Chicago Cubs and modular arithmetic

Representing $x$ in the form of 77 as $77a+15$ for $a \ge 0$ .

Representing $x$ in the form of 286 as $286b+15$ for $b \ge 0$ .

Now equating both we get:

$77a+15=286b+15 \\ 7a=26b$

Now when $a=0$ we get $x=15$ but $x>15$ and $26 | a$ so $a=26$ and $x=2017$ .

We have $286=11.26$ & $77=11.7$ .

LCM of7 & 26 is 182.

So LCM of 286 & 77 is 11.182 = 2002 which both 286 & 77 divides.

So the least number leaving remainder 15 is $\boxed{2002+15=2017}$ .

I used Chinese Remainder Theorem

Consider that in the space of possible solutions we will want the lowest common multiple of 77 and 286 that is less than this number by 15. As we can interpret x congruent to 15 in under modulo 77 as all the multiples of 77 plus 15, the same can be said for the second equation.
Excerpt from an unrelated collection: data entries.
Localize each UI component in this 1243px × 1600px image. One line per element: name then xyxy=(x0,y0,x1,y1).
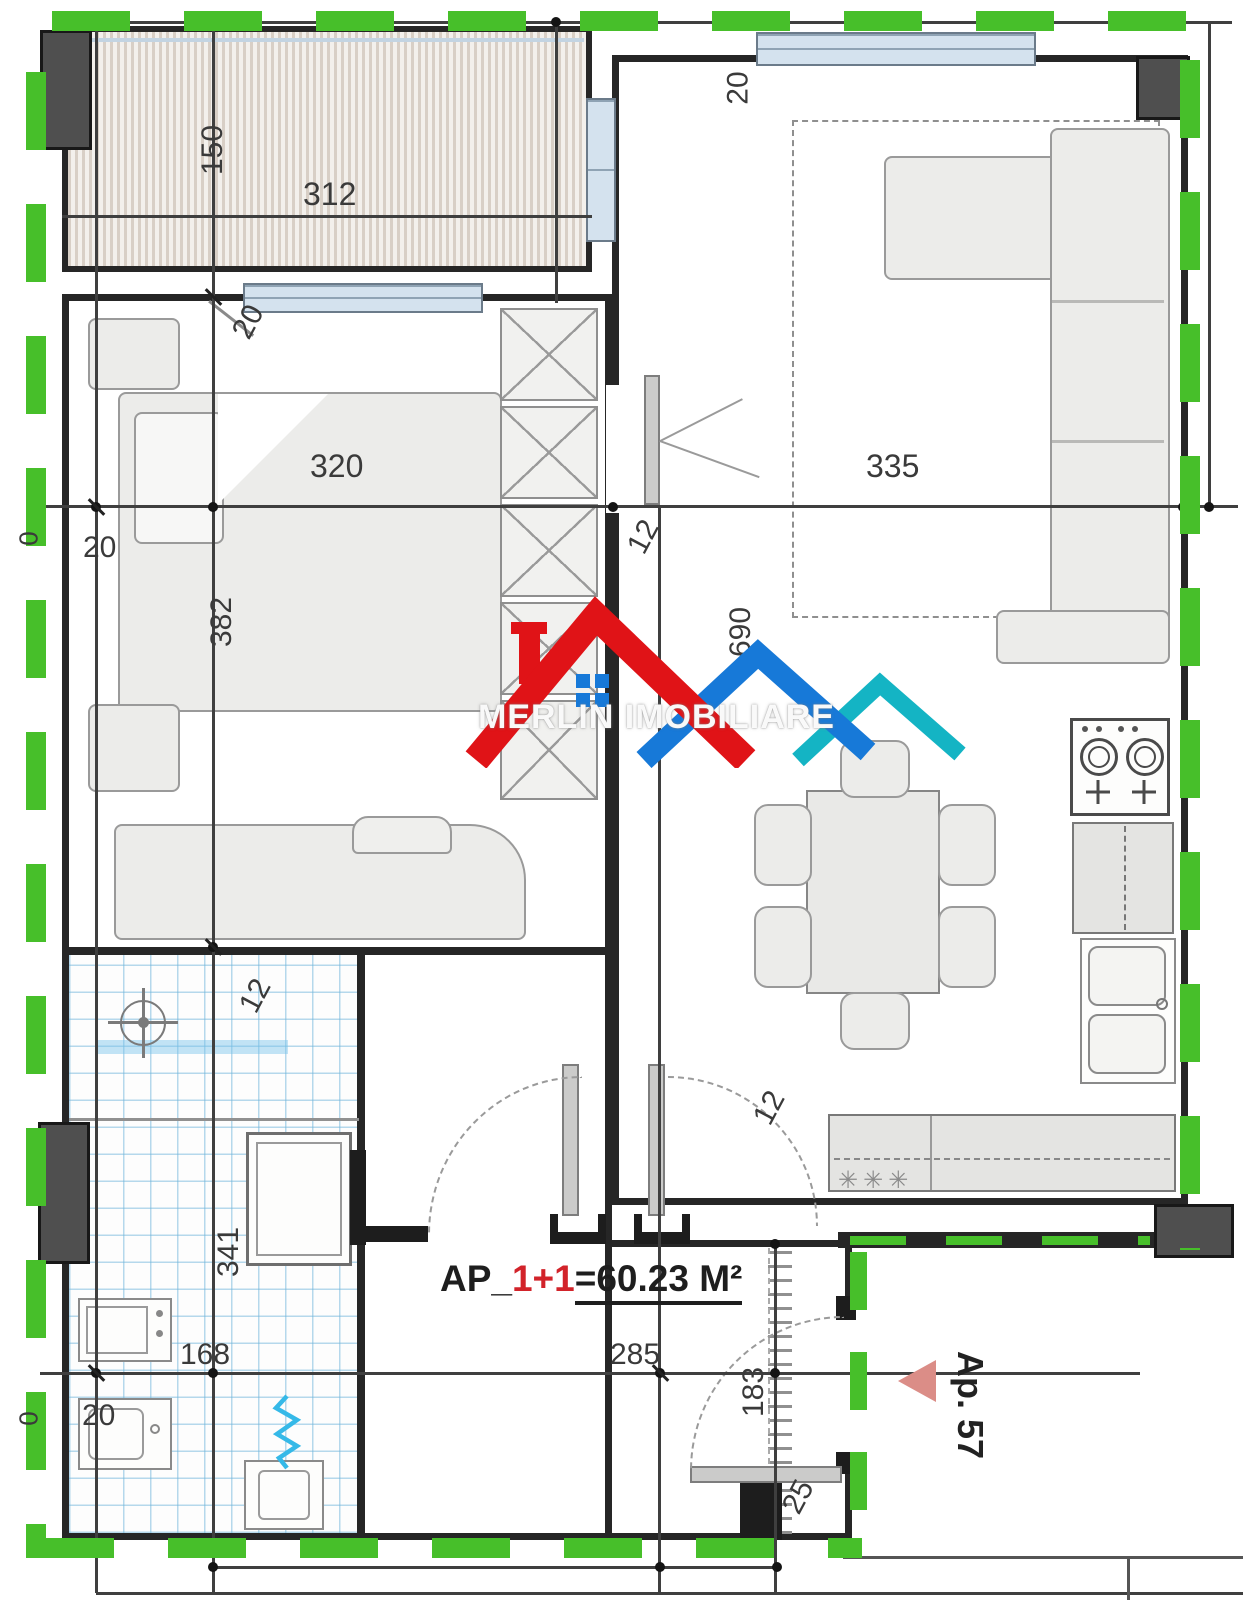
chair-right-2 xyxy=(938,906,996,988)
dim-line xyxy=(1208,21,1211,509)
kitchen-counter-bottom-dash xyxy=(834,1158,1170,1160)
bedroom-window xyxy=(243,283,483,313)
landing-line xyxy=(843,1556,1243,1559)
chair-left-2 xyxy=(754,906,812,988)
balcony-glass-line xyxy=(70,38,584,42)
washer-knob xyxy=(156,1310,163,1317)
chair-left-1 xyxy=(754,804,812,886)
boundary-green-entry-horizontal xyxy=(850,1236,1150,1245)
sofa-cushion-line xyxy=(1052,300,1164,303)
shower-drain-center xyxy=(138,1017,149,1028)
stove-burner-plus-icon xyxy=(1132,780,1156,804)
balcony-side-window xyxy=(586,98,616,242)
dim-living-width: 335 xyxy=(866,448,919,485)
living-door-panel xyxy=(644,375,660,505)
dim-zero-upper: 0 xyxy=(14,531,45,545)
toilet-inner xyxy=(258,1470,310,1520)
area-label-unit: 1+1 xyxy=(512,1258,575,1299)
stove-knob xyxy=(1118,726,1124,732)
washer-knob xyxy=(156,1330,163,1337)
stove-knob xyxy=(1096,726,1102,732)
dim-bedroom-wall: 20 xyxy=(83,531,116,565)
stove-burner-plus-icon xyxy=(1086,780,1110,804)
hall-door-panel-right xyxy=(648,1064,665,1216)
stove-knob xyxy=(1132,726,1138,732)
dim-entry-width: 285 xyxy=(610,1338,660,1372)
dining-table xyxy=(806,790,940,994)
dim-node xyxy=(770,1368,780,1378)
wardrobe-box xyxy=(500,504,598,597)
dim-node xyxy=(772,1562,782,1572)
dim-bedroom-depth: 382 xyxy=(205,597,239,647)
dim-node xyxy=(770,1239,780,1249)
dim-node xyxy=(1204,502,1214,512)
dim-entry-depth: 183 xyxy=(737,1367,771,1417)
dim-node xyxy=(208,502,218,512)
sink-faucet-icon xyxy=(150,1424,160,1434)
wardrobe-box xyxy=(500,406,598,499)
boundary-green-top xyxy=(52,11,1198,31)
dim-line xyxy=(555,21,558,303)
dim-node xyxy=(655,1562,665,1572)
dim-bath-width: 168 xyxy=(180,1338,230,1372)
landing-line xyxy=(1127,1556,1130,1600)
column-top-left xyxy=(40,30,92,150)
dim-node xyxy=(608,502,618,512)
sink-bowl xyxy=(1088,1014,1166,1074)
entrance-marker-icon xyxy=(898,1360,936,1402)
brand-watermark: MERLIN IMOBILIARE xyxy=(478,698,835,737)
area-label-value: =60.23 M² xyxy=(575,1258,743,1305)
water-zigzag-icon xyxy=(272,1394,302,1470)
hall-wall-stub xyxy=(364,1226,428,1242)
living-door-opening xyxy=(606,385,624,513)
bathroom-door-jamb xyxy=(350,1150,366,1245)
dim-living-top: 20 xyxy=(722,71,756,104)
shower-tray-inner xyxy=(256,1142,342,1256)
dim-line xyxy=(62,215,592,218)
dim-line xyxy=(213,1566,779,1569)
bed-pillow xyxy=(134,412,224,544)
dim-node xyxy=(208,1562,218,1572)
area-label-prefix: AP_ xyxy=(440,1258,512,1299)
boundary-green-entry-vertical xyxy=(850,1252,867,1548)
sofa-cushion-line xyxy=(1052,440,1164,443)
brand-logo-icon xyxy=(448,590,1023,768)
neighbor-label: Ap. 57 xyxy=(949,1351,991,1459)
dim-balcony-depth: 150 xyxy=(196,125,230,175)
nightstand-top xyxy=(88,318,180,390)
dim-bath-depth: 341 xyxy=(212,1227,246,1277)
boundary-green-left xyxy=(26,72,46,1558)
living-window xyxy=(756,32,1036,66)
boundary-green-right xyxy=(1180,60,1200,1250)
floor-plan: ✳✳✳ xyxy=(0,0,1243,1600)
hallway-floor xyxy=(358,948,612,1540)
area-label: AP_1+1=60.23 M² xyxy=(440,1258,742,1300)
sink-bowl xyxy=(1088,946,1166,1006)
wardrobe-box xyxy=(500,308,598,401)
kitchen-counter-dash xyxy=(1124,826,1126,930)
balcony-floor xyxy=(62,26,592,272)
sofa-chaise xyxy=(884,156,1064,280)
nightstand-bottom xyxy=(88,704,180,792)
dim-line xyxy=(96,1592,1243,1595)
stove-burner-icon xyxy=(1080,738,1118,776)
sofa-body xyxy=(1050,128,1170,660)
kitchen-counter-divider xyxy=(930,1116,932,1190)
dim-bedroom-width: 320 xyxy=(310,448,363,485)
kitchen-counter-mid xyxy=(1072,822,1174,934)
chair-bottom xyxy=(840,992,910,1050)
dim-bath-wall: 20 xyxy=(82,1399,115,1433)
sink-faucet-icon xyxy=(1156,998,1168,1010)
stove-burner-icon xyxy=(1126,738,1164,776)
dim-zero-lower: 0 xyxy=(14,1411,45,1425)
dim-balcony-width: 312 xyxy=(303,176,356,213)
dim-line xyxy=(95,21,98,1593)
chair-right-1 xyxy=(938,804,996,886)
counter-marks: ✳✳✳ xyxy=(838,1166,913,1195)
boundary-green-bottom xyxy=(36,1538,862,1558)
stove-knob xyxy=(1082,726,1088,732)
dresser xyxy=(114,824,526,940)
dresser-lamp xyxy=(352,816,452,854)
shower-water-line xyxy=(98,1040,288,1054)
This leads back to the first statement I made.

$LCM(77,286)+15=2017$

Go Cubs! And to the end of the Billy Goat Curse!

LCM(77,286)=7×11×26=2002. x is equivalent to 15 mod(2002) as well.which implies that x=2002q+15 for some integer q.Therefore the lowest possible value of x such that x>15 is x=2002×1+15=2017. So the final answer is 2017.